Unlike the original, the plausibility of the scenario presented here requires a much greater suspension of disbelief from its audience. The fact that the film even takes a jab at its own premise indicates its own awareness of the precocious position its mere existence is in. In an attempt to counteract this, we have character development, story progression, and a lot bigger, flashier action sequences. Oh, and we have Chris Hemsworth, who shot this movie before he was cast in Thor, bustling with a stoic, scruffy aptitude to do his best Patrick Swayze—whose role he’s playing—as the older, more experienced leader of the young, motley group. In the role of the younger brother, originally played by Charlie Sheen, is Josh Peck, who somehow manages to speak every line as if his jaw’s been broken and sewn shut, all while doped up on painkillers and muscle relaxants, which leaves him constantly with the appearance of wondering where is, and what’s going on—so he might as well shoot some things. Residents of Washington State will get a kick out of the Spokane setting, even though it was filmed mostly in Michigan, and a brief cameo from local news channel KOMO 4’s anchor, Dan Lewis.
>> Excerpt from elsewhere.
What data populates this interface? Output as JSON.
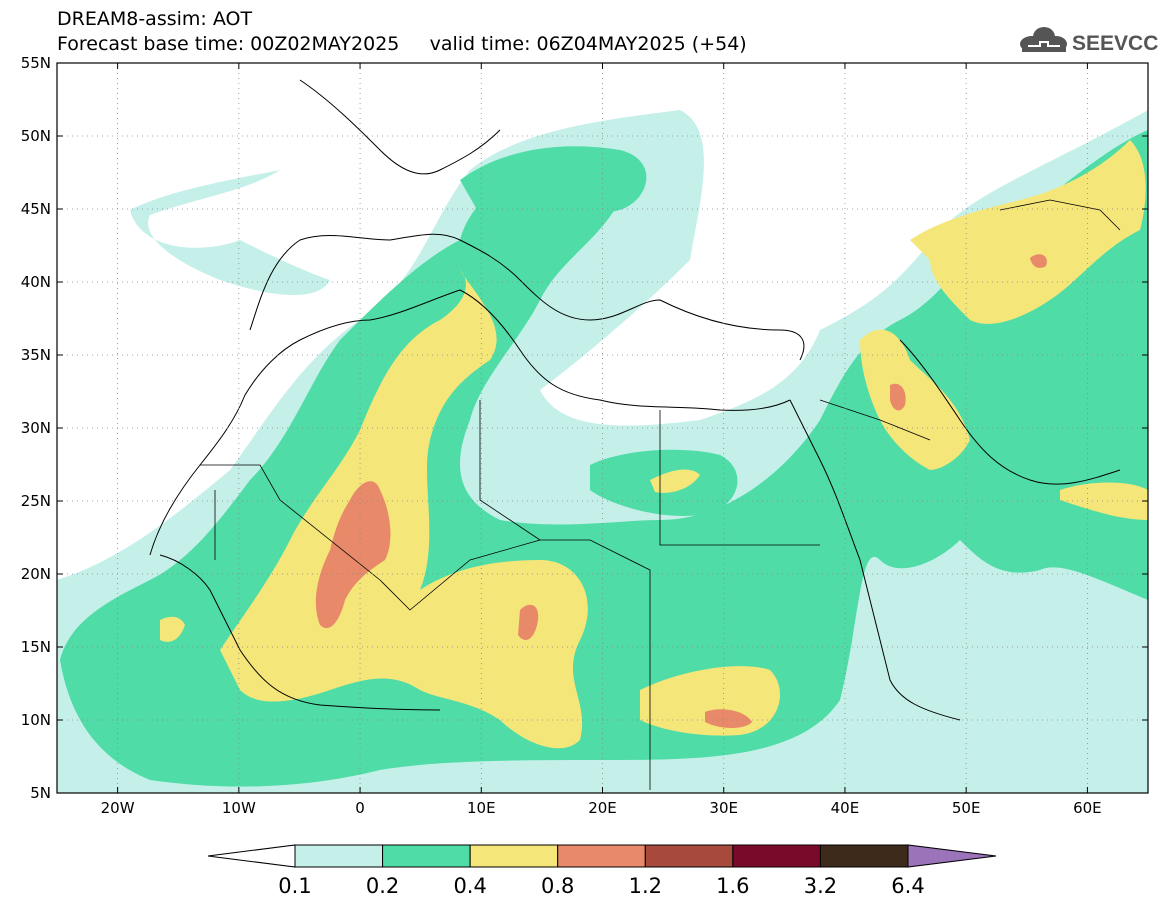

The action is handled fairly well, despite its overtly flashy veneer. Dan Bradley started his career as a stuntman and coordinator, as well as a second unit director on such action films as Quantum of Solace and The Bourne films, which lends to the sometimes overly shaky close-up shots during some of the action sequences, as both QoS and the Bourne films are riddled with these types of photography errors. Bradley is more subdued here and gives the audience wider shots, paired with reaction cuts that create a sense of geography (and thus, danger and urgency) for what’s being seen. What we end up coming away with is pop-action-quasi-politics, lost in its own paranoia, and filled with models from an Abercrombie & Fitch ad who die much less often and with far less impact than compared to what the movie’s predecessor accomplished.